5) GMOs don't produce larger crops.

6) Then there is the matter of a recent recent CBS/NYT poll that found 87
percent of consumers want GMOs them labeled.

Further reading:
Against GMOs
"Seeds of Deception: Exposing Industry and Government Lies About the
Safety of the Genetically Engineered Foods You're Eating"
by Jeffrey M. Smith
http://www.amazon.com/Seeds-Deceptio...ly-Engineered/
dp/0972966587/ref=sr_1_1?s=books&ie=UTF8&qid=1298231203&sr=1-1

and

For GMOs
"Mendel in the Kitchen: A Scientist's View of Genetically Modified Food"
by Nina V. Fedoroff and Nancy Marie Brown
http://www.amazon.com/Mendel-Kitchen...y-Modified/dp/
030909738X/ref=sr_1_1?s=books&ie=UTF8&qid=1298231359&sr=1-1

(both are available at better libraries near you)

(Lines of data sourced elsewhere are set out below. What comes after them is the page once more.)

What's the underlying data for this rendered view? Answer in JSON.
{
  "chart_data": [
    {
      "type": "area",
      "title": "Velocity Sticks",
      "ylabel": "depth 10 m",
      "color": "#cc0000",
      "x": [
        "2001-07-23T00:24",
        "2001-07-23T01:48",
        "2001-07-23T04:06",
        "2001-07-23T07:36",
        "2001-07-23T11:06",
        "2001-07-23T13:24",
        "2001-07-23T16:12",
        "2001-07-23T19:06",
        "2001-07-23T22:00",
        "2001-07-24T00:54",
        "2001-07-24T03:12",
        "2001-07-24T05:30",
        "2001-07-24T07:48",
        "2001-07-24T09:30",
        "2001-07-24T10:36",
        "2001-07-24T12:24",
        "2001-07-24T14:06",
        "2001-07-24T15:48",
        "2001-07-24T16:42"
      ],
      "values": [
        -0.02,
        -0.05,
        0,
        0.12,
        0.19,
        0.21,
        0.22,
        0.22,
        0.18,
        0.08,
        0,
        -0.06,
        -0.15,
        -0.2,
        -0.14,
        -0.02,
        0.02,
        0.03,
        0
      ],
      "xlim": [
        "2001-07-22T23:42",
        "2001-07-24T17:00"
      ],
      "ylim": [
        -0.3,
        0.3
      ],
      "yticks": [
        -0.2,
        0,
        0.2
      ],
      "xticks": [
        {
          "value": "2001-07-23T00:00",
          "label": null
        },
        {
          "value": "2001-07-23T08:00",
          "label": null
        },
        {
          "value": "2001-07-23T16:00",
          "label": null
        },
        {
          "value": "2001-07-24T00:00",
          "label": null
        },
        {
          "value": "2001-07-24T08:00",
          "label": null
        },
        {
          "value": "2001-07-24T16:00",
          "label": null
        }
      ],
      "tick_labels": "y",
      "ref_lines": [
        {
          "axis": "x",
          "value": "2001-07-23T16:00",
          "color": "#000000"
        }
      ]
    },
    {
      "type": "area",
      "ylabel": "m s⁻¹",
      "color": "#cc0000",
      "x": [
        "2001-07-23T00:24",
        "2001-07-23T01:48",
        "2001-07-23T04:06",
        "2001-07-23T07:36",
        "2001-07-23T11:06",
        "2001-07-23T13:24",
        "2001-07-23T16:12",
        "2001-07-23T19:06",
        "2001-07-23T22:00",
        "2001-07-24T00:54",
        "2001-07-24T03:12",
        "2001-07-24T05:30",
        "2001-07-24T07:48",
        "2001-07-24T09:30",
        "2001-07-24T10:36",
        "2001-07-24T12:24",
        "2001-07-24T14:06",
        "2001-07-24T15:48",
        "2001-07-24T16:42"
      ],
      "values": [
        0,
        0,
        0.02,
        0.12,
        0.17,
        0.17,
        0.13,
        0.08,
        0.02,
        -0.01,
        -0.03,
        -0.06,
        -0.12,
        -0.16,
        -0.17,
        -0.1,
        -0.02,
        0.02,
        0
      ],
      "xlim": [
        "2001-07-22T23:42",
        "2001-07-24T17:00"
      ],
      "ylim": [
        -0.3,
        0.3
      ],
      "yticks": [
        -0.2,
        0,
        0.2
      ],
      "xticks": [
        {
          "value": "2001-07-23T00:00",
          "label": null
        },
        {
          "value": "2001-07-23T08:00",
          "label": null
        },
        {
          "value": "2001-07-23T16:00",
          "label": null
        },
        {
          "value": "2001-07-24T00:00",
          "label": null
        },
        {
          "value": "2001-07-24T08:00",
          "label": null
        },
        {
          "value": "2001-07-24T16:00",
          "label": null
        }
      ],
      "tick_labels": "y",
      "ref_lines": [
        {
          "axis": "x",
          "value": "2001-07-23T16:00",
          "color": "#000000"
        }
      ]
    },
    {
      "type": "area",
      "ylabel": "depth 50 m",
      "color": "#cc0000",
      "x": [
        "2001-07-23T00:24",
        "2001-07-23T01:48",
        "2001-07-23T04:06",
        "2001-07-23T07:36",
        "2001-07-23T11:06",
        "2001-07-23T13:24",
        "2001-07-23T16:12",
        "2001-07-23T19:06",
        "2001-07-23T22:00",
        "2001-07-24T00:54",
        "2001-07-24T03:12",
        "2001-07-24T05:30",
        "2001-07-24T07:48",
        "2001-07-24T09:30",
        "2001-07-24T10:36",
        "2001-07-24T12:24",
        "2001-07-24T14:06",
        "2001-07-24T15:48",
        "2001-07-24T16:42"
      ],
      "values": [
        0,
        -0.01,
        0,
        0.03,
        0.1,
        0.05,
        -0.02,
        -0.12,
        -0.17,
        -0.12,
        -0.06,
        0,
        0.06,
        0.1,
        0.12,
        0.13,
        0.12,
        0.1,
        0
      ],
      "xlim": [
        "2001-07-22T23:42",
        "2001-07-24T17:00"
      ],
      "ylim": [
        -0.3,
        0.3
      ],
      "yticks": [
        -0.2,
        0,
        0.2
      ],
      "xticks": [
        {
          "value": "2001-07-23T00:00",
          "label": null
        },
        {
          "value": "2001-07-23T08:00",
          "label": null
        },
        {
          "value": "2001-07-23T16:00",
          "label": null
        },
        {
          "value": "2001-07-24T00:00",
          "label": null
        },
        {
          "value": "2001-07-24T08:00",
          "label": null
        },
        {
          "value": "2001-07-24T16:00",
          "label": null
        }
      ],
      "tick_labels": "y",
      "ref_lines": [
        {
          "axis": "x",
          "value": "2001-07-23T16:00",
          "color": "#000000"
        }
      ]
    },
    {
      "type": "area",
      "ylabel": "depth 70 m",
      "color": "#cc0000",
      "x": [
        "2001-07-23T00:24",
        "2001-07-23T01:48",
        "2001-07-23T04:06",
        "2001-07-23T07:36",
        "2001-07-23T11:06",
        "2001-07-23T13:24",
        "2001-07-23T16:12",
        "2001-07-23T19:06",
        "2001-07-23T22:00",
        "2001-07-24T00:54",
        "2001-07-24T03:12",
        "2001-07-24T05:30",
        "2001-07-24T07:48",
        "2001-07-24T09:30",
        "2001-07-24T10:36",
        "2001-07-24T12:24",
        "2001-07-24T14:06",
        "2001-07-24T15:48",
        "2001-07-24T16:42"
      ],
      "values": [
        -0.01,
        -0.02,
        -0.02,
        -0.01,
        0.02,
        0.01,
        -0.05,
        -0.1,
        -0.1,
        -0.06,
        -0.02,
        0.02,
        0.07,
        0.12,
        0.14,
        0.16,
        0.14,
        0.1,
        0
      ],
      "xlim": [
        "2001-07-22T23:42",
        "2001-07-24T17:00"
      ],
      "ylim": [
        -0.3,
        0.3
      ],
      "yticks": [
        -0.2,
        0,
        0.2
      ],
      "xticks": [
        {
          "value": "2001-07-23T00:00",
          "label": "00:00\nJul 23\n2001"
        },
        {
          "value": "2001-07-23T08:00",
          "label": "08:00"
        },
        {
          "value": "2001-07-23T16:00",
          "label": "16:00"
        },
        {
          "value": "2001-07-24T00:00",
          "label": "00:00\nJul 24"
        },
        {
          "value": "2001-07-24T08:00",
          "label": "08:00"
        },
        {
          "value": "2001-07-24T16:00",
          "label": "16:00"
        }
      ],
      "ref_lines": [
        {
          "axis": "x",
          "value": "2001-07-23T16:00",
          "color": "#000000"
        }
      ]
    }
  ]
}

"Mendel in the Kitchen" makes arguments similar to Despen's and gives
the historical development of wheat, and corn, which I found to be very
informative.
--
Every gun that is made, every warship launched, every rocket fired signifies in the final sense, a theft from those who hunger and are not fed, those who are cold and are not clothed. This world in arms is not spending money alone. It is spending the sweat of its laborers, the genius of its scientists, the hopes of its children. This is not a way of life at all in any true sense.* Under the clouds of war, it is humanity hanging on a cross of iron.